I'm currently working on an improved method for getting 2D affine invariant keypoints because the current one just barely works. After that I will be working on handling the scaling issue.


Duplicate photos is something you can do reasonably well without resorting to the more advanced techniques, depending on how "different" the duplicates are. In general though, I'd only consider an image to be a duplicate if it's a scaled version of the original (and maybe rotated).

When I've done it in the past I've created a 5x5 greyscale thumbnail of each and then you done bitwise comparisons. You can do more complex stuff like normalisation of brightness. Really the main thing to focus on is the vectorisation so you can quickly compare truckloads of images.

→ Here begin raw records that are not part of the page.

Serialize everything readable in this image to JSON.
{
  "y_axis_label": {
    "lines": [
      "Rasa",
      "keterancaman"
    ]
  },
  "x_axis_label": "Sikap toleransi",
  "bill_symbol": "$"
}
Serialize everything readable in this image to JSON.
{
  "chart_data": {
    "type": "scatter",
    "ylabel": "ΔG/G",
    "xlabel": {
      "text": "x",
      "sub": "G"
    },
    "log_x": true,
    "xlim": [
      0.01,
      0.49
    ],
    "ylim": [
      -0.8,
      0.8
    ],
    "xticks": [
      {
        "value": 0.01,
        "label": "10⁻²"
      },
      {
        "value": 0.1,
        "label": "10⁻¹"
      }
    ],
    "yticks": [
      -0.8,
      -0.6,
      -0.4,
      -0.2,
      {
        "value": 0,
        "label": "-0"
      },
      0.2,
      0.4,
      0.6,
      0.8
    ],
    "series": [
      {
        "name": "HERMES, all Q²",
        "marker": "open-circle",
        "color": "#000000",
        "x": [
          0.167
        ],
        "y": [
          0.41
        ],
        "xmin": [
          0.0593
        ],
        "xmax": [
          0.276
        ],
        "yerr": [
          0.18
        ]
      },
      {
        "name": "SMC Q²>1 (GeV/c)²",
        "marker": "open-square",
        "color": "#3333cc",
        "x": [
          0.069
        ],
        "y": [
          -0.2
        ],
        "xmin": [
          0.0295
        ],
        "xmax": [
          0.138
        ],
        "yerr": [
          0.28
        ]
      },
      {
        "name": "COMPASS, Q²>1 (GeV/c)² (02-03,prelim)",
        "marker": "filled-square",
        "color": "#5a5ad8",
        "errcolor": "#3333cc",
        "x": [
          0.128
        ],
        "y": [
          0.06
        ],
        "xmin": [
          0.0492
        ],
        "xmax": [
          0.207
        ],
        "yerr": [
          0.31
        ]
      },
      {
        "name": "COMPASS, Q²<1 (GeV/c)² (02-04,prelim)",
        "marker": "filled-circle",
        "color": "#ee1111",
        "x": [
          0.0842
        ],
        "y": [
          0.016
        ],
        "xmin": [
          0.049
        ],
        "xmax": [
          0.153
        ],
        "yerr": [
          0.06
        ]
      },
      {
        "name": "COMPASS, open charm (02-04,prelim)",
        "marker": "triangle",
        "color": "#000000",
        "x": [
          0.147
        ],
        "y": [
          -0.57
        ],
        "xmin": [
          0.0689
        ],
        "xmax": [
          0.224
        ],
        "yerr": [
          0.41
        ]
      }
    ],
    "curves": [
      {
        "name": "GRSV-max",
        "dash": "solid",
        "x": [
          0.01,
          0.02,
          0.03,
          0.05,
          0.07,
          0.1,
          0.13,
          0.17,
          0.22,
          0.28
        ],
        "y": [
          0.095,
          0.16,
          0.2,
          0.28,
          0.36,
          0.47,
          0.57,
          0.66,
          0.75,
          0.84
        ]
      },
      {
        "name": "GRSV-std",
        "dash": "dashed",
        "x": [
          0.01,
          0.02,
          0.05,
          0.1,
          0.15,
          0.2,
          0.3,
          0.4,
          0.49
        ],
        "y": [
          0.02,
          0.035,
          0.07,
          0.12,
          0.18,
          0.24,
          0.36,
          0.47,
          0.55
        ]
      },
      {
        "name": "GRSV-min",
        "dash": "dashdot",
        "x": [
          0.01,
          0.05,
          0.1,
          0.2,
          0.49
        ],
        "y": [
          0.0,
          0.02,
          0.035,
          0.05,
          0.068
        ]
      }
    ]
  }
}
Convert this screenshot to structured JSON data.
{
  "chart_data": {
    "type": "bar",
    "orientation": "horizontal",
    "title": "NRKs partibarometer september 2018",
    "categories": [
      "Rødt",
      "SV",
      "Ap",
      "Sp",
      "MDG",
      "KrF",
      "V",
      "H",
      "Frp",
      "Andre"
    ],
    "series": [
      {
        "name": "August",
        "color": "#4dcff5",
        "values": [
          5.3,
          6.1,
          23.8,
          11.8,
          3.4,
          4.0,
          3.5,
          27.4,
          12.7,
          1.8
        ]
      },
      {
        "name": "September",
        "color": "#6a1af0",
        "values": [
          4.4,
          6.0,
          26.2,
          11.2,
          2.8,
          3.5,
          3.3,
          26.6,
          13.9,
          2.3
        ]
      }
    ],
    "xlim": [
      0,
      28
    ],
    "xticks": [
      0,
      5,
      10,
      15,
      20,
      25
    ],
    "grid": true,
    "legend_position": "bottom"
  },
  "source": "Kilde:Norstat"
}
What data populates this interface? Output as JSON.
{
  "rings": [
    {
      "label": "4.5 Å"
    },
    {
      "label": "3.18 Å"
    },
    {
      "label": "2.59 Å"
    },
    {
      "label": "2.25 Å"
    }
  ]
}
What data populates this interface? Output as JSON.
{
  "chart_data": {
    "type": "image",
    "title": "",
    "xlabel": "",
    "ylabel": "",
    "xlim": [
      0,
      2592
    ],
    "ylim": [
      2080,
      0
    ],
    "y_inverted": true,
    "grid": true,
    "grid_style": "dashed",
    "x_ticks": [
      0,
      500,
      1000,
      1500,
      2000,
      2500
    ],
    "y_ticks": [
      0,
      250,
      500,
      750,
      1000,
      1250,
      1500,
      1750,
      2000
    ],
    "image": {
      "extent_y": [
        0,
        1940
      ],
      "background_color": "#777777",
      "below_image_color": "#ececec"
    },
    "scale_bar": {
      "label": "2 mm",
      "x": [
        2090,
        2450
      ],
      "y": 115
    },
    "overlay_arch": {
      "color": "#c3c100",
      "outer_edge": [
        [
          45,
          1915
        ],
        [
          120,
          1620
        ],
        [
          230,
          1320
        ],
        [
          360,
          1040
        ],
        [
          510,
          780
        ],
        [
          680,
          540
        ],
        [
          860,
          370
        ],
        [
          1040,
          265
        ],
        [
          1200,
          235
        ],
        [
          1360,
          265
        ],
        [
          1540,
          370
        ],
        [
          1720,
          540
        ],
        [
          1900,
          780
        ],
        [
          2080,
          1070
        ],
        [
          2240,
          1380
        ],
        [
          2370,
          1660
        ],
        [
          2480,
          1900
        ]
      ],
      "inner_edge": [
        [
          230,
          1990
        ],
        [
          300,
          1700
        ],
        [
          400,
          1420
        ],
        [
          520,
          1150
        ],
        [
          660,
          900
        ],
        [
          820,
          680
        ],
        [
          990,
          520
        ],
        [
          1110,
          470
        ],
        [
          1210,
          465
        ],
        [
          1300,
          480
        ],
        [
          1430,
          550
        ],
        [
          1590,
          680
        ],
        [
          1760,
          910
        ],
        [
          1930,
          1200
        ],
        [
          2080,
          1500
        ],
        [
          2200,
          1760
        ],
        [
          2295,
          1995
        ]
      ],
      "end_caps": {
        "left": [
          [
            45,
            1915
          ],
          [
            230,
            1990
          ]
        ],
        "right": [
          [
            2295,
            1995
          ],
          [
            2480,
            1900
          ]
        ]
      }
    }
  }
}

If I was to do it now I'd probably use width:height ratio to reduce the search space and then quickly check the 4 rotations of my sample hash against all known hashes of the same ratio. And I'd probably start but finding all images that were under a certain size, assume they were thumbnails, and try to find matching originals so I could remove them from the data set.

It depends on what exactly has happened to your library in the first place but I'd be surprised if you had lots of images that had undergone arbitrary transformations. Though obviously, only you know what that data looks like to start with! :-)


I'm amazed at how simple this is! Making the triangles equilateral is one of those things which seems so simple in hindsight but I doubt it was easy to think of, were you inspired by anything in particular?


Beautifully done! Affine transformations! Gotta love that Jacobian, baby.